1022 North Main
There is nothing wrong with wanting to reduce one's carbon footprint. Doing that is the main justification for the current fashion of "Eating Local": buying supplies from nearby producers eliminates much of the pollution created by transportation, which is, after all, one of the filthiest things we routinely do. And there are, purportedly, side benefits as well: Savings in transport costs. Greater local prosperity. Fresher foodstuffs. But after a first visit to this recently-established restaurant, I begin to wonder where the benefits are accruing.
The Clean Plate is owned by a couple of women who used to have a food truck, but found that San Antonio wasn't ready for bison burgers on wheels. So they moved into the space vacated when Pete's Tako House moved downtown, and started serving an interesting mix of Asian and New-Age selections. We happened to be there on what was a normal gorgeous late-autumn weekday in San Antonio, so we grabbed a table on the "patio," a small enclosure jutting into the triangle where Main and Lexington Avenues come together. City folk from Dallas or Houston or Philadelphia might question an outdoor table by two major arterial streets during a workday, but we know that in this part of town, heavy traffic means there might occasionally be as many as two cars at the red light. Traffic noise was not an issue.
The waiter was, inexplicably, as nervous as a black cat passing a coven on All Hallows' Eve, but the service was good nonetheless. One of the owners, cheerful, personable, and bedecked with enough piercings and tattoos to make me feel uncomfortable, came out to check on her al fresco customers, and to give a little background on the restaurant. Judging from the publicity stories I've seen in a couple of places, she's getting lots of practice at that.
Our first choices for an early lunch late last month were unavailable, one because the kitchen had run out of an essential ingredient, the other because the dish is being taken off the menu and they hadn't gotten around to printing new ones. So, dismissing other, more exotic options (mostly because they seemed overpriced), we both fell back on the tried-and-true choice of Americans everywhere, a plain ol' burger and fries.
Well, perhaps "plain" ain't quite the mot juste here. The burger was on a nice, soft bun, with fresh veggies to grace the assemblage, and an unusual combination of seasonings in the meat. It was cooked a little longer than medium, and considering that I'd have ordered it medium-rare (had I been asked), I thought it was a little on the dry side. But I use the phrase "plain ol' burger" to distinguish the hamburger from the bison burger, also on the menu. This beef was as dry as bison. Some may consider that a good thing; I do not; but it was, still, acceptable. The fries were nicely seasoned and expertly cooked, but suffered from being composed mostly of the residual shards of cut potatoes. Every silver lining has a cloud, and the silver lining here is that it makes you eat them more slowly.

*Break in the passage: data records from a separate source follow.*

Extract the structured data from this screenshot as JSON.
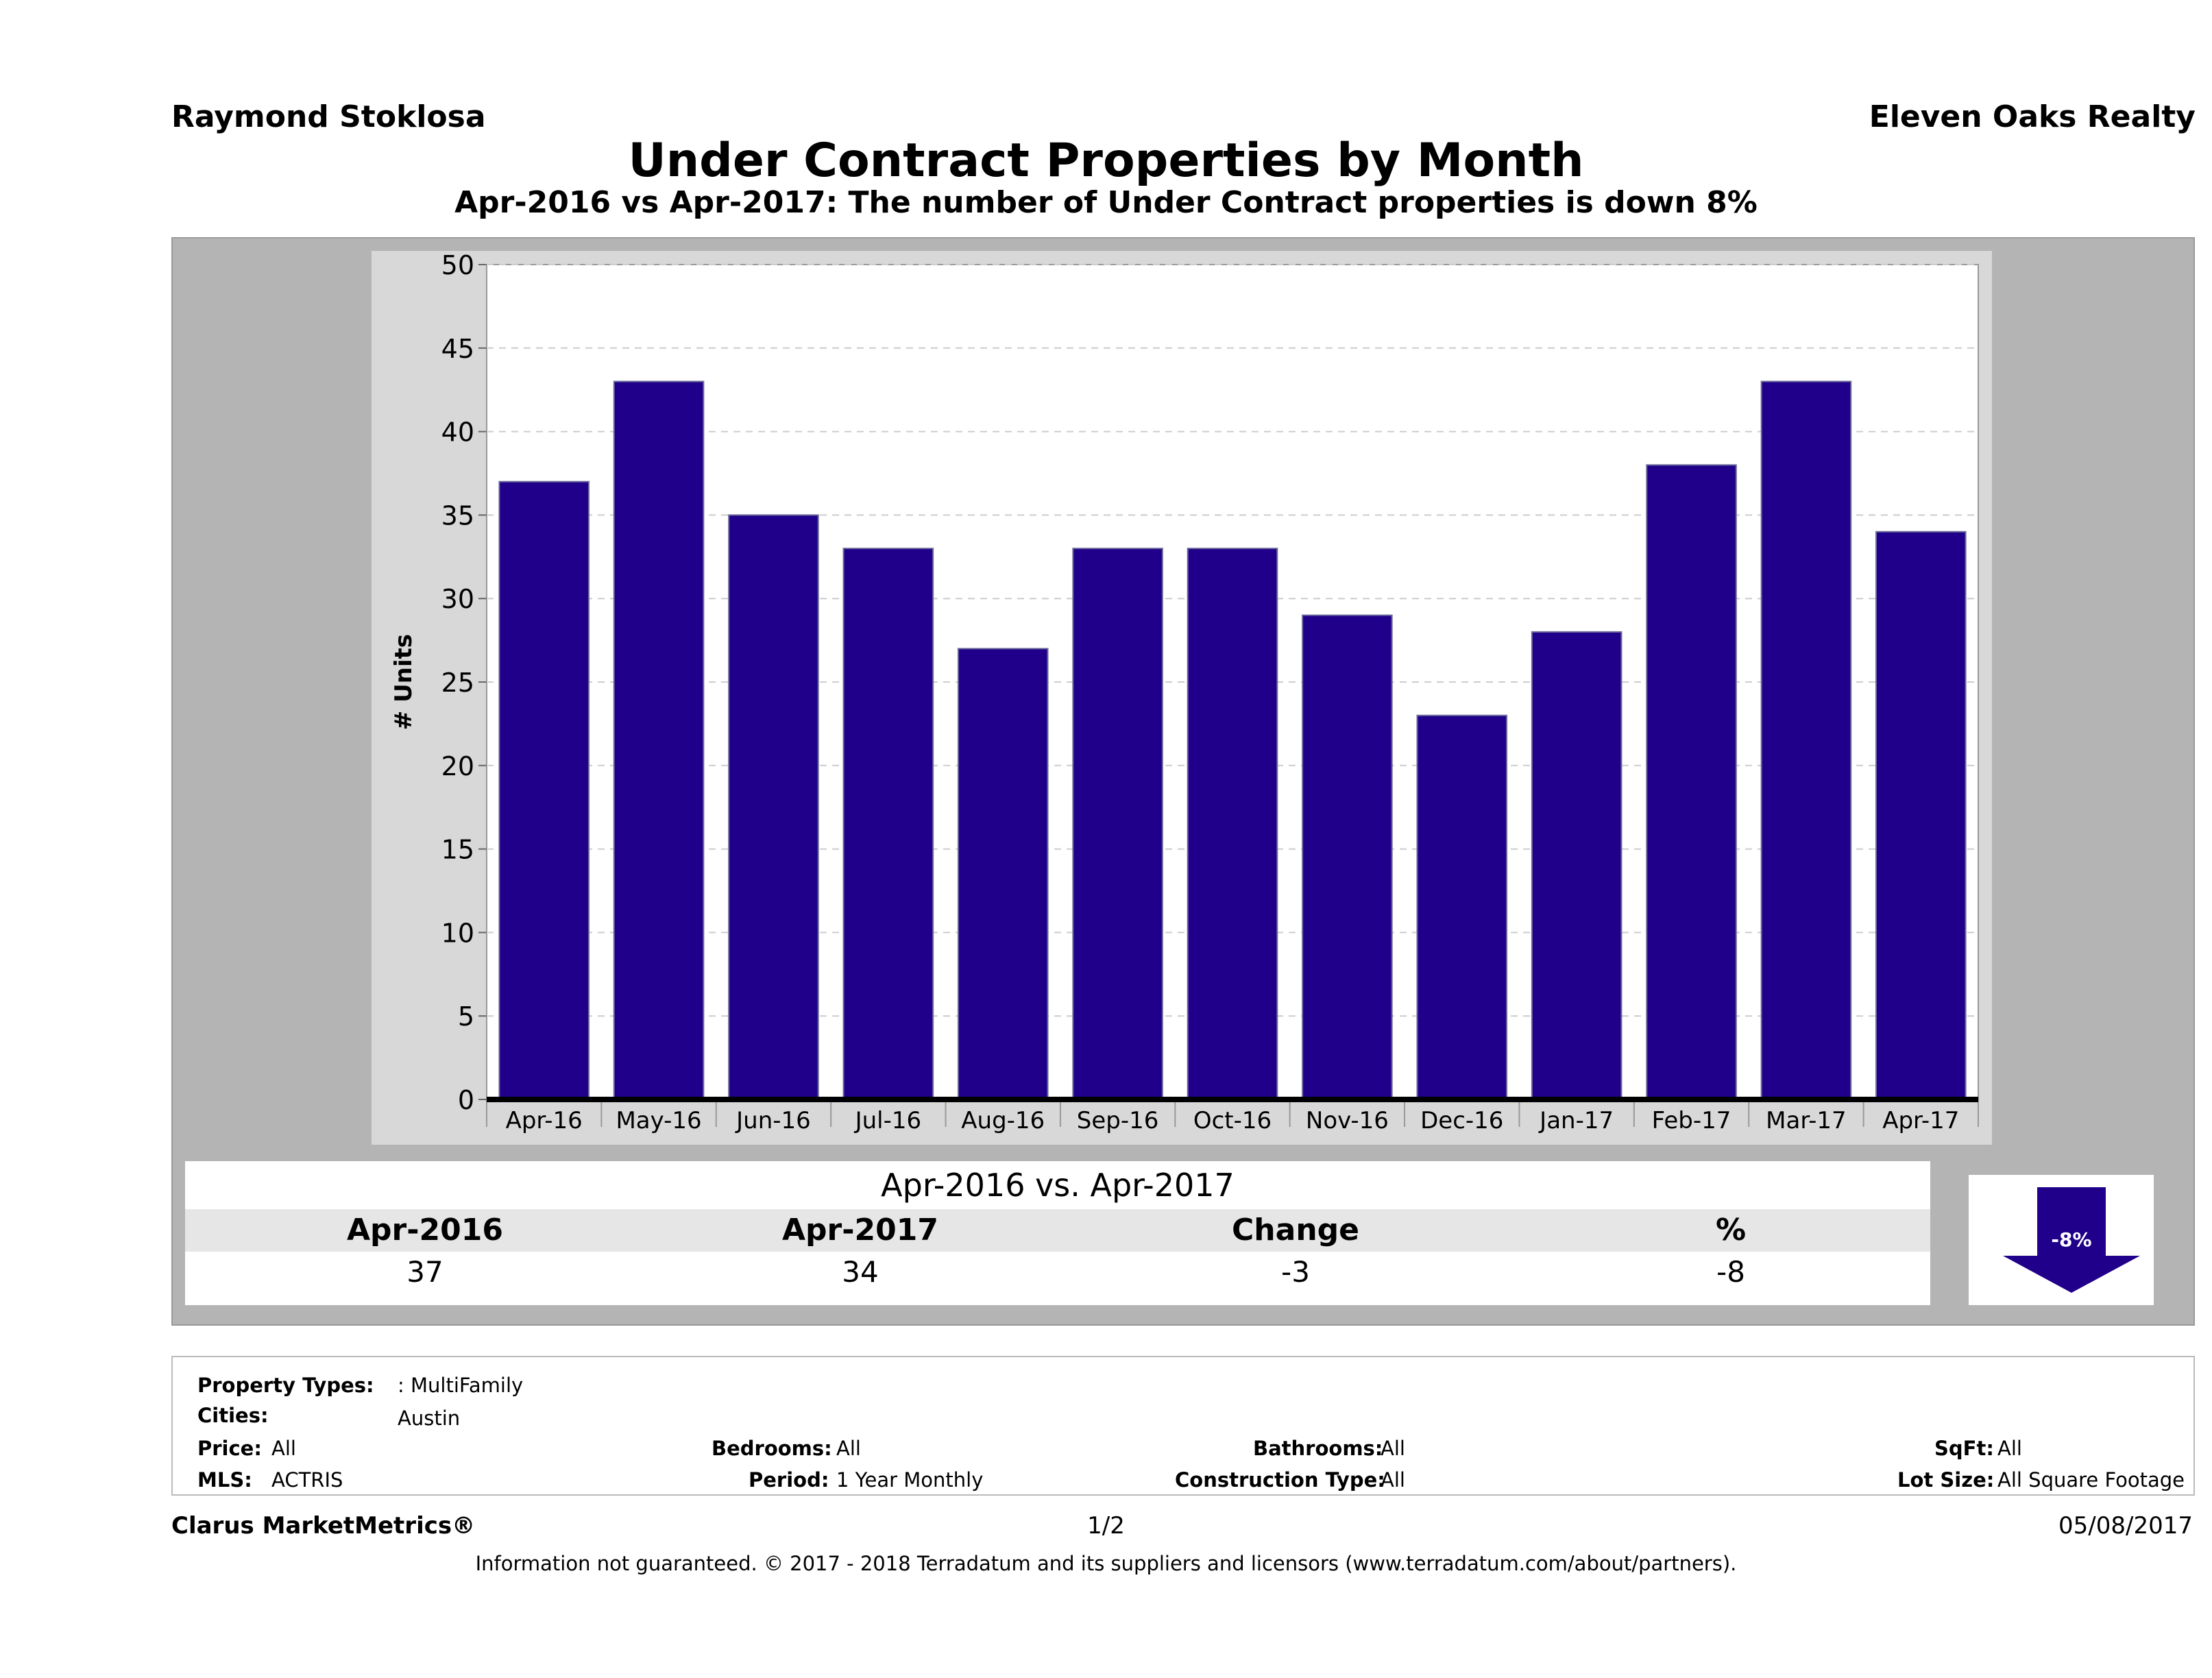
{
  "header": {
    "agent": "Raymond Stoklosa",
    "company": "Eleven Oaks Realty",
    "title": "Under Contract Properties by Month",
    "subtitle": "Apr-2016 vs Apr-2017: The number of Under Contract  properties is down 8%"
  },
  "chart_data": {
    "type": "bar",
    "categories": [
      "Apr-16",
      "May-16",
      "Jun-16",
      "Jul-16",
      "Aug-16",
      "Sep-16",
      "Oct-16",
      "Nov-16",
      "Dec-16",
      "Jan-17",
      "Feb-17",
      "Mar-17",
      "Apr-17"
    ],
    "values": [
      37,
      43,
      35,
      33,
      27,
      33,
      33,
      29,
      23,
      28,
      38,
      43,
      34
    ],
    "ylabel": "# Units",
    "ylim": [
      0,
      50
    ],
    "yticks": [
      0,
      5,
      10,
      15,
      20,
      25,
      30,
      35,
      40,
      45,
      50
    ],
    "grid": true,
    "bar_color": "#20008a"
  },
  "summary": {
    "heading": "Apr-2016 vs. Apr-2017",
    "columns": [
      "Apr-2016",
      "Apr-2017",
      "Change",
      "%"
    ],
    "values": [
      "37",
      "34",
      "-3",
      "-8"
    ],
    "arrow_label": "-8%",
    "arrow_color": "#20008a"
  },
  "filters": {
    "property_types_label": "Property Types:",
    "property_types_value": ": MultiFamily",
    "cities_label": "Cities:",
    "cities_value": "Austin",
    "price_label": "Price:",
    "price_value": "All",
    "mls_label": "MLS:",
    "mls_value": "ACTRIS",
    "bedrooms_label": "Bedrooms:",
    "bedrooms_value": "All",
    "period_label": "Period:",
    "period_value": "1 Year Monthly",
    "bathrooms_label": "Bathrooms:",
    "bathrooms_value": "All",
    "construction_label": "Construction Type:",
    "construction_value": "All",
    "sqft_label": "SqFt:",
    "sqft_value": "All",
    "lot_label": "Lot Size:",
    "lot_value": "All Square Footage"
  },
  "footer": {
    "brand": "Clarus MarketMetrics®",
    "page": "1/2",
    "date": "05/08/2017",
    "disclaimer": "Information not guaranteed. © 2017 - 2018 Terradatum and its suppliers and licensors (www.terradatum.com/about/partners)."
  }
}
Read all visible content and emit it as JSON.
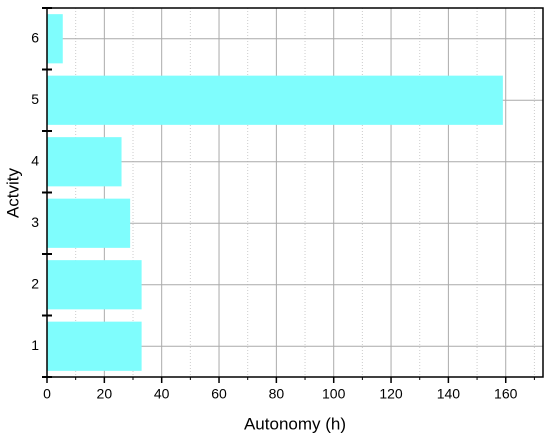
{
  "chart_data": {
    "type": "barh",
    "x_label": "Autonomy (h)",
    "y_label": "Actvity",
    "categories": [
      "1",
      "2",
      "3",
      "4",
      "5",
      "6"
    ],
    "values": [
      33,
      33,
      29,
      26,
      159,
      5.5
    ],
    "color": "#7ffdfd",
    "xlim": [
      0,
      173
    ],
    "xticks": [
      0,
      20,
      40,
      60,
      80,
      100,
      120,
      140,
      160
    ],
    "x_minor_ticks": [
      10,
      30,
      50,
      70,
      90,
      110,
      130,
      150,
      170
    ],
    "grid": true
  }
}
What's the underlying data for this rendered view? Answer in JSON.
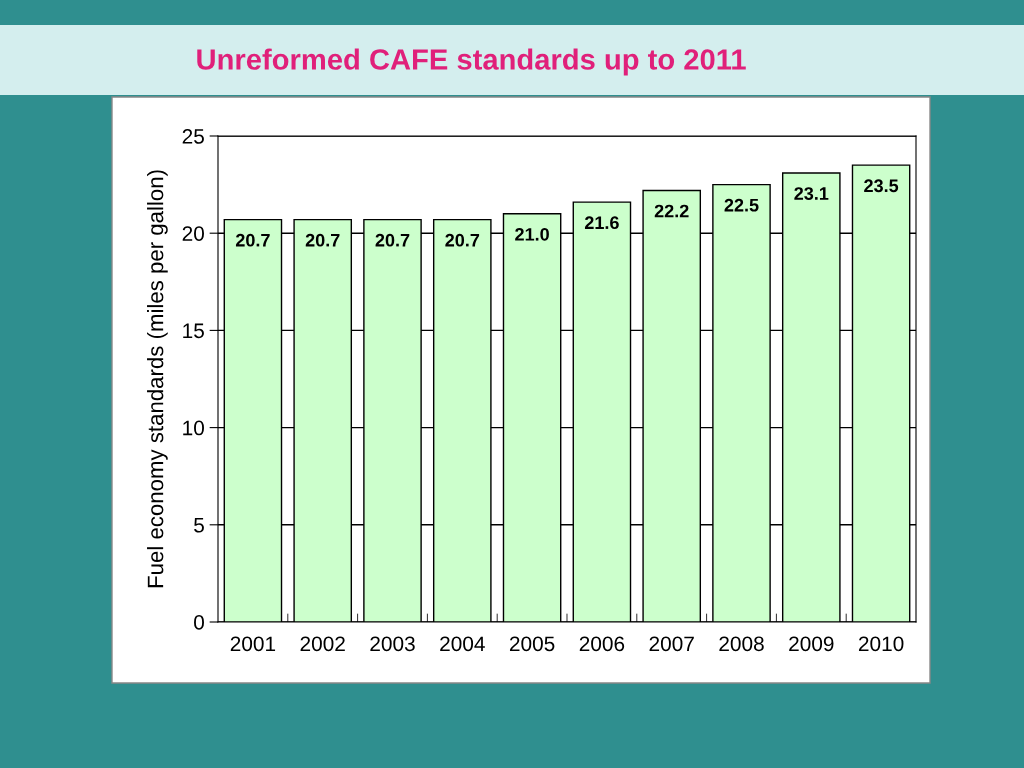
{
  "chart_data": {
    "type": "bar",
    "title": "Unreformed CAFE standards up to 2011",
    "ylabel": "Fuel economy standards (miles per gallon)",
    "categories": [
      "2001",
      "2002",
      "2003",
      "2004",
      "2005",
      "2006",
      "2007",
      "2008",
      "2009",
      "2010"
    ],
    "values": [
      20.7,
      20.7,
      20.7,
      20.7,
      21.0,
      21.6,
      22.2,
      22.5,
      23.1,
      23.5
    ],
    "color": "#ccffcc",
    "ylim": [
      0,
      25
    ],
    "yticks": [
      0,
      5,
      10,
      15,
      20,
      25
    ],
    "value_labels": [
      "20.7",
      "20.7",
      "20.7",
      "20.7",
      "21.0",
      "21.6",
      "22.2",
      "22.5",
      "23.1",
      "23.5"
    ],
    "grid": "y"
  }
}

|Last city inspection: September 2013|
3 demerits (very good)
I don't know how much carbon we saved the world by having lunch at the Clean Plate. I know we did not have remarkably fresher ingredients than we would have gotten at, say, Timbo's or the Armadillo, two nearby eateries that do burgers better; and I'm absolutely certain that we saw no price savings from the lowered transport costs of eating locally. Quite the contrary: these burgers were flat-out overpriced.
The Clean Plate, obviously, is not a burger joint: In that sense, it is unfair to judge the place on its burgers. Okay, I'll accept that, and despite my disappointment on this first experience with the place, I look forward to trying some of those more exotic offerings. But that will have to be another day, if the place stays around long enough.